Ethel was an only child. "My parents were married 10 years when I came along, so I guess they were glad to have me." She remembers riding on the Interurban, a streetcar rail system that people could ride over great distances in West Michigan, going from Grand Rapids all the way to Kalamazoo, Holland and Muskegon. "We rode on a high trestle bridge up over the Grand River, and I was so scared," she said. "I also remember my Father taking me to the Fair, maybe in Comstock Park. We rode the Interurban for that, too."

Mrs. Lou Miller turned 102 on Friday, Jan. 6, 2012. In her mailbox was a letter of congratulations from Willard Scott of the "Today" show. The Terraces staff surprised Lou at lunch by entering the dining room clapping their hands, surrounding her table and singing "Happy Birthday" to her. Lou was deeply moved, but quickly recovered and began showing her usual good humor. In addition to a little cake, the staff gave her a can of beer for a little celebration on her own later. "I think first I'll put on my pajamas, get in bed, and then drink it," she joked.

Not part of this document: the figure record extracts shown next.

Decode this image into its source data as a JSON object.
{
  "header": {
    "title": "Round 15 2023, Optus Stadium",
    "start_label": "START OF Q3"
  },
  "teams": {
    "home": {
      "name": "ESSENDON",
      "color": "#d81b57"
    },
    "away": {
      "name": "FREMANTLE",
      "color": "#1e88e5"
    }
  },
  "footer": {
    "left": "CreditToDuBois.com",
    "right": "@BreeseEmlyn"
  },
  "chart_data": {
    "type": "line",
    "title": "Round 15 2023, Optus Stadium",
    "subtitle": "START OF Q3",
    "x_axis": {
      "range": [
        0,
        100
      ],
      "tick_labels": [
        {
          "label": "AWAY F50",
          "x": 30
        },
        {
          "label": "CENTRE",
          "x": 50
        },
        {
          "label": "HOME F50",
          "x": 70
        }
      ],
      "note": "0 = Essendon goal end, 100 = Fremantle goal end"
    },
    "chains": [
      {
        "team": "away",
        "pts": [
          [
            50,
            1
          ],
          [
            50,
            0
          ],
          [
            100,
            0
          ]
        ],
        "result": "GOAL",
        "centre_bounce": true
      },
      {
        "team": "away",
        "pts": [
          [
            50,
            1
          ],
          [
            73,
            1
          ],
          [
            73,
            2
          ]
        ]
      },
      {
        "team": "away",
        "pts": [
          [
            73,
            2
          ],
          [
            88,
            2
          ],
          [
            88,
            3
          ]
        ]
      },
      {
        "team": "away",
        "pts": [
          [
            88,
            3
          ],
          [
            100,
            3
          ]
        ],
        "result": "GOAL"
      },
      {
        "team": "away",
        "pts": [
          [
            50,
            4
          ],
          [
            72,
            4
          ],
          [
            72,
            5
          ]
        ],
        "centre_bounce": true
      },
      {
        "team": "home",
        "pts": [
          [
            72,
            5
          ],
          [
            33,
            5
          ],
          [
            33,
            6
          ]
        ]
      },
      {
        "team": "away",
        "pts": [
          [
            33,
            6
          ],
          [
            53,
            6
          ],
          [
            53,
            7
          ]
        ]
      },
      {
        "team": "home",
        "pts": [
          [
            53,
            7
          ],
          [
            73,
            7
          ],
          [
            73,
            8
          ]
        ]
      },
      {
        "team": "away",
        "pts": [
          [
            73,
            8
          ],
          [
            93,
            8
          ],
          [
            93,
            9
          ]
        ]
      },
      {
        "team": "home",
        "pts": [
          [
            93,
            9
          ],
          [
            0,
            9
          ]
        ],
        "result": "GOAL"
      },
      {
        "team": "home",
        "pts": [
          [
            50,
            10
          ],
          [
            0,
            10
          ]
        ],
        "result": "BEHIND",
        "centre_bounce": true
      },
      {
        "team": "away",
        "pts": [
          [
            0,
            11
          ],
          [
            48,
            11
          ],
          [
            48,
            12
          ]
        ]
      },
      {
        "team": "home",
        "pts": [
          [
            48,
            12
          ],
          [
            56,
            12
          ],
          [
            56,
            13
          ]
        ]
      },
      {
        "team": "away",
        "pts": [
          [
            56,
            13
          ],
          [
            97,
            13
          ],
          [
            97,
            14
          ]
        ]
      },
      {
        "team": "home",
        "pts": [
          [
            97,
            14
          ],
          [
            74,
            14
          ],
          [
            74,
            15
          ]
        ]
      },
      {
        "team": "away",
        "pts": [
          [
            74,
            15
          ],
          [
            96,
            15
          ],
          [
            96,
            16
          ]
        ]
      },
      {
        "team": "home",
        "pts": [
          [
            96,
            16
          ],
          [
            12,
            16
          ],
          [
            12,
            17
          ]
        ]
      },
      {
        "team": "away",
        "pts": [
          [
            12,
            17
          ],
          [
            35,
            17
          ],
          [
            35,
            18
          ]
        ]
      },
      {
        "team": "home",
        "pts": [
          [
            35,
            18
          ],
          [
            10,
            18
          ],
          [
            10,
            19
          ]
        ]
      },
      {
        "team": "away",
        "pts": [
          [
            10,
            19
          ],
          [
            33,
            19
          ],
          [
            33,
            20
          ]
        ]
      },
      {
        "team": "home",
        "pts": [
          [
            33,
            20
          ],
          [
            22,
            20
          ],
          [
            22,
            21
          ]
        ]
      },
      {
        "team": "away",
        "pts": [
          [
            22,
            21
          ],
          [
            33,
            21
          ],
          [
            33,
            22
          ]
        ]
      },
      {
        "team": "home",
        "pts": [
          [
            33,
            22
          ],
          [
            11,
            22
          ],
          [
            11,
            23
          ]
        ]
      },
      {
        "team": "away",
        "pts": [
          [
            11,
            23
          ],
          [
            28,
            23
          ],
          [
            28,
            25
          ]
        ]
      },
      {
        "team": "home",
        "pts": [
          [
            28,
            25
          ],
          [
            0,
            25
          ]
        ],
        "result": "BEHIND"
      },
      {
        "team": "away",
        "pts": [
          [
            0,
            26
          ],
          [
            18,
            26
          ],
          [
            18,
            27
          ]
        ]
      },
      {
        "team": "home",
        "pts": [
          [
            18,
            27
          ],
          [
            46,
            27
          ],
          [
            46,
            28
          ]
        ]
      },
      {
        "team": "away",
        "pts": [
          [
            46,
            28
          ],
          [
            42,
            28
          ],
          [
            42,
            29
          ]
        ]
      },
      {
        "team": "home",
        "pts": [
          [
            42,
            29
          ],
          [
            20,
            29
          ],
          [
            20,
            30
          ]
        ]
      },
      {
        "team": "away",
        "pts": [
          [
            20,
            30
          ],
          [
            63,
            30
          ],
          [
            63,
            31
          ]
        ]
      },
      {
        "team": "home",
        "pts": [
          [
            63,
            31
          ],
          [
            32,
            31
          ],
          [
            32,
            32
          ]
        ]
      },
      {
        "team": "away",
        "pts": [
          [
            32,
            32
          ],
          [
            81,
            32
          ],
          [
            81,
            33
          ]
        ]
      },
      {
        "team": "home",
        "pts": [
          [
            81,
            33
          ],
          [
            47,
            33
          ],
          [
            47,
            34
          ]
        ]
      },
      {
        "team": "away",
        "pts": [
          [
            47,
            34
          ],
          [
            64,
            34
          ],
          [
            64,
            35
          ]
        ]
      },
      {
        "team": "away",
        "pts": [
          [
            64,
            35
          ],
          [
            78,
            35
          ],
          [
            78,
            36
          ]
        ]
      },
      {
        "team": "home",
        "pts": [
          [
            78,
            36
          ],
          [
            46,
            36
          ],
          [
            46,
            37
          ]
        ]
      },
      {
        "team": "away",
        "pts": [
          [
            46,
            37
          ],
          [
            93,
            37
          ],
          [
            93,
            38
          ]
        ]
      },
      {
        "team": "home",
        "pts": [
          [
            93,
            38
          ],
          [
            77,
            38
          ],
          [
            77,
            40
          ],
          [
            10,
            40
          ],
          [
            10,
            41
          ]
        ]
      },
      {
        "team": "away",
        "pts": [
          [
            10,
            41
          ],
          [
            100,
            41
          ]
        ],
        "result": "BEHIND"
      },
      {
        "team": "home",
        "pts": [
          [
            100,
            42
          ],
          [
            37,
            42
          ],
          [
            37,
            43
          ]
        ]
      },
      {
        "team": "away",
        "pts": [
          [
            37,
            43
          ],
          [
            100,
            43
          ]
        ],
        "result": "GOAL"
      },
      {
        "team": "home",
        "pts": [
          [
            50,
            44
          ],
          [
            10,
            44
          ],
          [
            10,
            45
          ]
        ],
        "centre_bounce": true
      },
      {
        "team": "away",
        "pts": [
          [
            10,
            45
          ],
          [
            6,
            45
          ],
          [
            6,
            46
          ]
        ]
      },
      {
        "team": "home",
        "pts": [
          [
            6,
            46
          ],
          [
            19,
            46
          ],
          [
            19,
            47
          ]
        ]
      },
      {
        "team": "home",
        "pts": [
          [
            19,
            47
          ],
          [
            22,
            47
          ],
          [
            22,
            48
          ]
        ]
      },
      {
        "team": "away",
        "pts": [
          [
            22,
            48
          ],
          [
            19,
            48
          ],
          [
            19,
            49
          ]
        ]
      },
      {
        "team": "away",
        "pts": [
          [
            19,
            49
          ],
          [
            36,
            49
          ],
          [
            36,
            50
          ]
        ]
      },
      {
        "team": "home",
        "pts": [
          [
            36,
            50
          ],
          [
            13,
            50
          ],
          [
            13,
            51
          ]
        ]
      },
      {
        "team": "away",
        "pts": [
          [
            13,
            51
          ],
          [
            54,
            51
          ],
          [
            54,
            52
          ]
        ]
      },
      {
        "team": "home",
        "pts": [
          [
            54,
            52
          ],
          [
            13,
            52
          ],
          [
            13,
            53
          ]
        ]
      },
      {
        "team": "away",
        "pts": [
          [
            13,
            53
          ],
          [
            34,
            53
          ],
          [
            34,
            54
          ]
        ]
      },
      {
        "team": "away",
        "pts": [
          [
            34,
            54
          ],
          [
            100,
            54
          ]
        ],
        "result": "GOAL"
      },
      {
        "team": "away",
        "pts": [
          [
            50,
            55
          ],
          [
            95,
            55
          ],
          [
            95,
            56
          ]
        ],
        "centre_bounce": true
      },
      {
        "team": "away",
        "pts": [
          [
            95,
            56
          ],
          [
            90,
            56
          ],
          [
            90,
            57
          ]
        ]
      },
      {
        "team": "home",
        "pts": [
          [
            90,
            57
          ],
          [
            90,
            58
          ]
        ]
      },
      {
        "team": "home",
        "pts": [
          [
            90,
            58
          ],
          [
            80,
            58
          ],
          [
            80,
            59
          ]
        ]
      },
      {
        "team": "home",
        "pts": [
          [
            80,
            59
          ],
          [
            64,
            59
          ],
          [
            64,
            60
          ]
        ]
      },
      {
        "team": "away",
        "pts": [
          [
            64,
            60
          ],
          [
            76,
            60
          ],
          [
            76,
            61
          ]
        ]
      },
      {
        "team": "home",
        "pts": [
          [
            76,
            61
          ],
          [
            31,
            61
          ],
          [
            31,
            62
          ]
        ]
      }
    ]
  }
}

Lou will tell you that the secret to long life is to always have a positive attitude. "I used to get up in the mornings, jabbering away and singing, and mother would say, 'Who put a nickel in you?' And I'd say, 'I don't know, Ma.' I guess I've always been this way." Her upbeat outlook on life has carried her through many difficult times in her life, including being widowed after 17 years of marriage and working and raising her children on her own, then caring for her dear aging mother. Still, she'll always say, "I guess I've had a good life. You take what the Lord gives you and do the best you can. But I really love it here. This really is the best place for me. Everyone is so friendly and kind and helpful, and they'll do anything for you."